Ma più del futuro di Errani, preoccupa quello delle zone terremotate ancora in macerie. L'idea del governo sarebbe di non rimpiazzare Errani con un nuovo commissario (lavoraccio per cui non c'è la fila di aspiranti), ma affidare la gestione in modo più diretto alle Regioni. Sarà l'argomento della conferenza di domani con Gentiloni affiancato per l'appunto dai quattro presidenti delle Regioni colpite e dal nuovo capo della Protezione Civile, Angelo Borrelli, che fornirà i dati sulla ricostruzione. I sindaci però non hanno accolto particolarmente bene la notizia dell'addio. «Se Errani se ne va inizio lo sciopero della fame» dice il sindaco di Arquata del Tronto Aleandro Petrucci. «Sono molto rammaricato, era diventato un punto di riferimento, quando gli ho telefonato mi ha sempre risposto e dato buoni consigli, ormai sapeva i nostri problemi. Far gestire la ricostruzione della Regione? La Regione è molto lontana per quel che mi riguarda. Mi dispiace dirlo ma pensa di più a paesi più grandi o politicamente più vicini». Ora «la ricostruzione si fa più difficile, più lontana» commenta il sindaco di Acquasanta Terme, Sante Stangoni, «sarebbe opportuna una proroga almeno sino alla fine dello stato di emergenza, che è stato a sua volta prorogato fino a febbraio 2018».

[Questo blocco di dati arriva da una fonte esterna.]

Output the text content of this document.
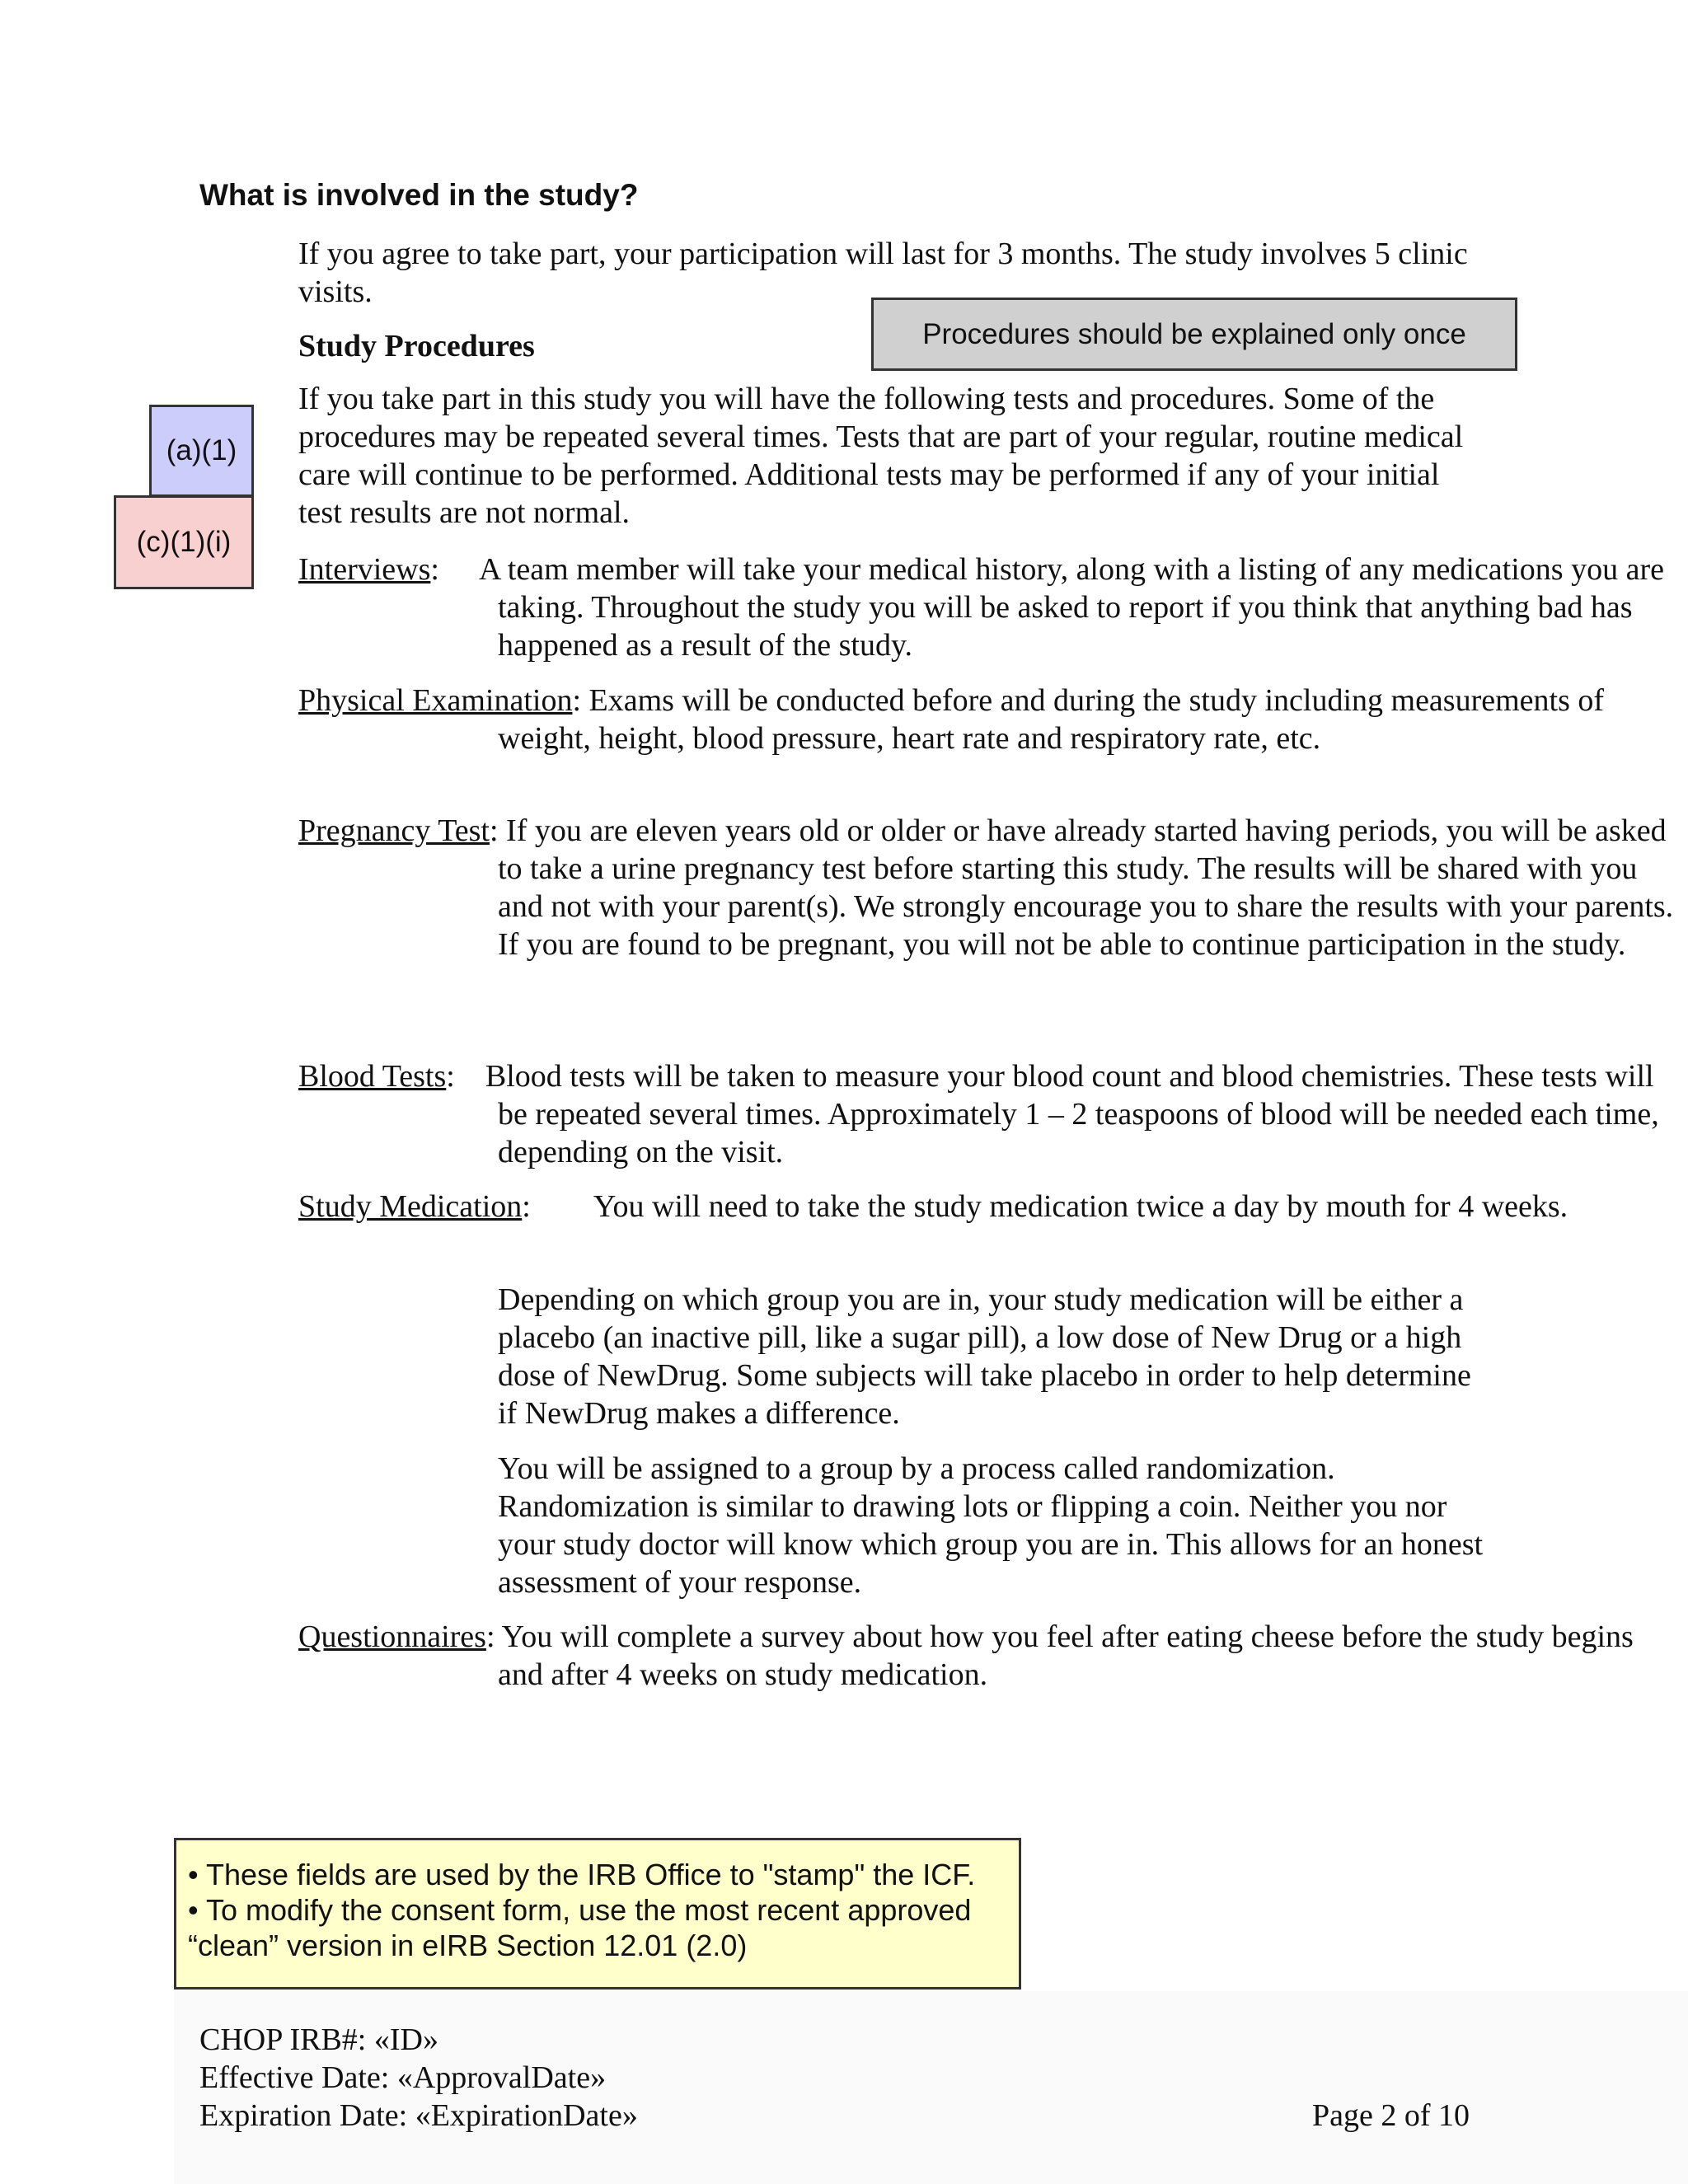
What is involved in the study?

If you agree to take part, your participation will last for 3 months. The study involves 5 clinic visits.

Study Procedures	Procedures should be explained only once
(a)(1)
(c)(1)(i)

If you take part in this study you will have the following tests and procedures. Some of the procedures may be repeated several times. Tests that are part of your regular, routine medical care will continue to be performed. Additional tests may be performed if any of your initial test results are not normal.

Interviews: A team member will take your medical history, along with a listing of any medications you are taking. Throughout the study you will be asked to report if you think that anything bad has happened as a result of the study.

Physical Examination: Exams will be conducted before and during the study including measurements of weight, height, blood pressure, heart rate and respiratory rate, etc.

Pregnancy Test: If you are eleven years old or older or have already started having periods, you will be asked to take a urine pregnancy test before starting this study. The results will be shared with you and not with your parent(s). We strongly encourage you to share the results with your parents. If you are found to be pregnant, you will not be able to continue participation in the study.

Blood Tests: Blood tests will be taken to measure your blood count and blood chemistries. These tests will be repeated several times. Approximately 1 – 2 teaspoons of blood will be needed each time, depending on the visit.

Study Medication: You will need to take the study medication twice a day by mouth for 4 weeks.

Depending on which group you are in, your study medication will be either a placebo (an inactive pill, like a sugar pill), a low dose of New Drug or a high dose of NewDrug. Some subjects will take placebo in order to help determine if NewDrug makes a difference.

You will be assigned to a group by a process called randomization. Randomization is similar to drawing lots or flipping a coin. Neither you nor your study doctor will know which group you are in. This allows for an honest assessment of your response.

Questionnaires: You will complete a survey about how you feel after eating cheese before the study begins and after 4 weeks on study medication.

• These fields are used by the IRB Office to "stamp" the ICF.
• To modify the consent form, use the most recent approved “clean” version in eIRB Section 12.01 (2.0)
CHOP IRB#: «ID»
Effective Date: «ApprovalDate»
Expiration Date: «ExpirationDate»	Page 2 of 10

Per il sindaco di Visso, Giuliano Pazzaglini, è quasi una liberazione, perché il commissario straordinario «non è una struttura necessaria, anzi è una infrastruttura di cui non vedo l'utilità», e pure per Sergio Pirozzi, instancabile primo cittadino di Amatrice, cambia poco, «tanto gli unici che ci rimangono sempre so' i sindaci».